神奈川県川崎市 明治大学平和教育登戸研究所資料館
登戸研究所は、戦前に旧日本陸軍によって開設された科学研究所です(1937年11月から敗戦まで)。正式名称は第九陸軍技術研究所ですが、外部に知られないよう「登戸研究所」と呼ばれていました。約100棟の施設に1,000名ほどの方が働いていて(地元採用が多かった)、防諜、諜報、謀略、宣伝といった秘密戦をおこなっていました。活動内容には、細菌兵器・毒物・偽札など人道上あるいは国際法上で問題があるものもあったため、関わった方々は敗戦後、研究所についてけっして口にしませんでした。
1980年代末に高校生らが先生と一緒に関係者へ聞き取り調査をおこないます。戦争を知らない高校生に今語らなければと、関係者が当時を語り始めます。そして2010年3月に資料館が作られました。開館時には当時働いていた方もお見えになり、「もう話してもいいんですね、ほっとした」と言われたそうです。戦争の傷が長く続いていたことがわかる言葉です。

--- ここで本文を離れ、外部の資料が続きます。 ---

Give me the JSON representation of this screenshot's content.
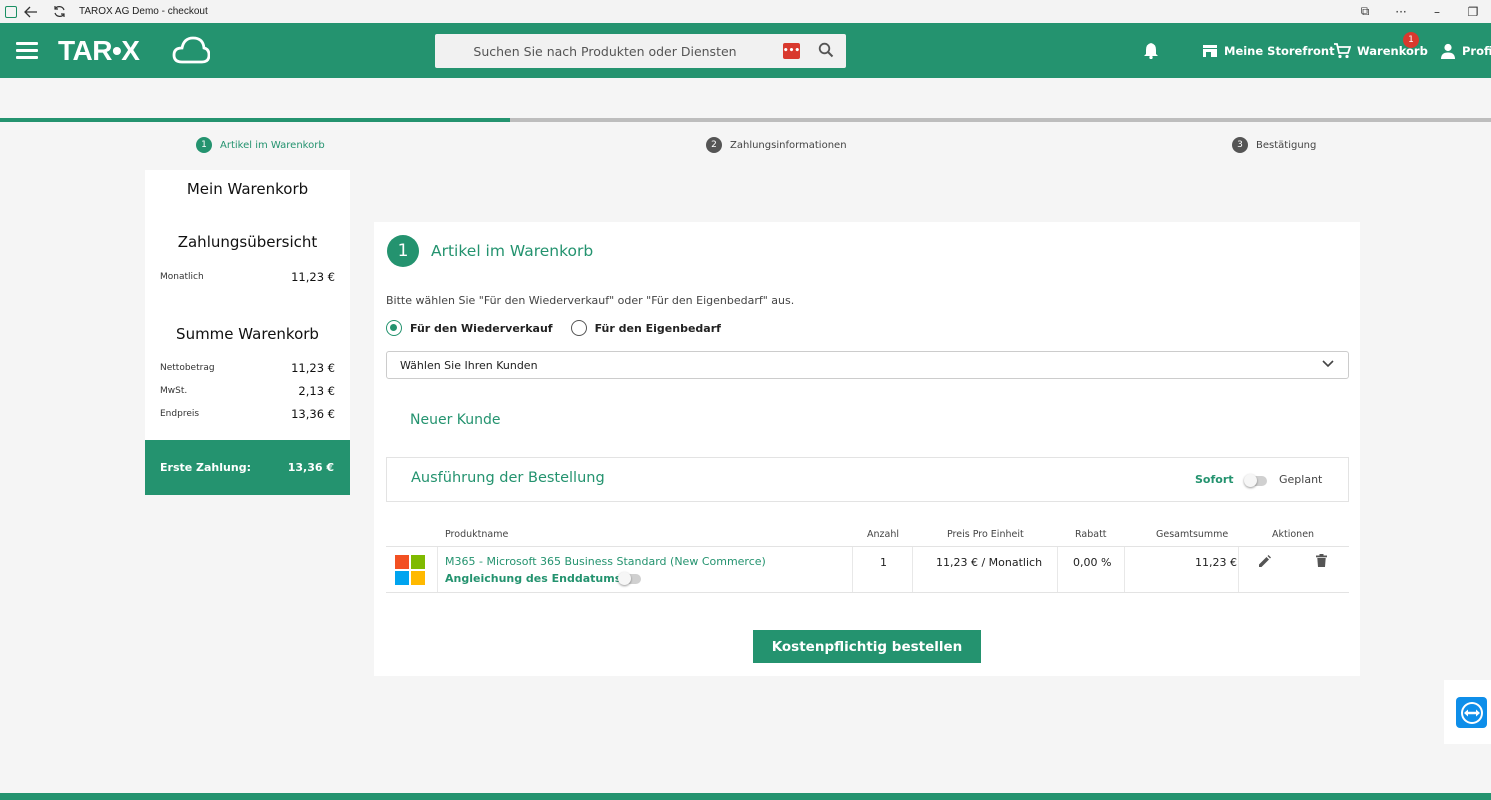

登戸研究所ができる前、この土地には「日本高等拓植学校」がありました。ブラジル移民政策の一環でアマゾン開拓の中堅指導者を養成する私立学校です。1932年から1937年までに248名の卒業生を送り出し、現地におけるジュート産業拡大の中心勢力として活躍したそうです。ブラジル移民が拡大そして縮小し満州への移民が拡大していく。その後日中戦争がはじまり登戸研究所が設置される。日本の近代史にこの土地もかかわっていました。

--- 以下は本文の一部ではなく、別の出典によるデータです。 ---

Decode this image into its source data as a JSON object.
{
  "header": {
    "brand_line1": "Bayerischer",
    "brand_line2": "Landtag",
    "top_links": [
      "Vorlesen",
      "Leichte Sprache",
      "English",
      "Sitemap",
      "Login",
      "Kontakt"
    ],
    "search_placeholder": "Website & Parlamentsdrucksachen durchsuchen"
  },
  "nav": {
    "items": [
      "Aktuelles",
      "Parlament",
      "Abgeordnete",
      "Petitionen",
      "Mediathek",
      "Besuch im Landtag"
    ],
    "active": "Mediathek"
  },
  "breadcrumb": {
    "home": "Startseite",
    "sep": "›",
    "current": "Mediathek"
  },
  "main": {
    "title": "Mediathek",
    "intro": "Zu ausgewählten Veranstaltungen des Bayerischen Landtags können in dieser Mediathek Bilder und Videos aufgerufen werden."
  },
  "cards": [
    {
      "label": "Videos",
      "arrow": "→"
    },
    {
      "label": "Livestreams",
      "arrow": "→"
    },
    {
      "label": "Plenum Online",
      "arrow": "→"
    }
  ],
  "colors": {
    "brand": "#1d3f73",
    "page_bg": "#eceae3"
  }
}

研究所で開発されたもので有名なのが風船爆弾。広いアメリカ大陸に風船落とすなんてしょぼい作戦と思っていましたが、本当は爆弾を落とすのではなくウィルスをばらまくために作った恐ろしいものでした。細菌学的手段の戦争における使用の禁止を定めたジュネーブ議定書では、敵国に対して先に細菌兵器を使ってはいけないという内容だったので、日本が先に使うとアメリカが細菌兵器を使えるようになって逆に不利になるという判断で行われなかったそうです。
今回はガイドツアーに参加しました。資料館館長の方から丁寧な解説をいただけたので学びの多い時間を過ごすことができました。ありがとうございました!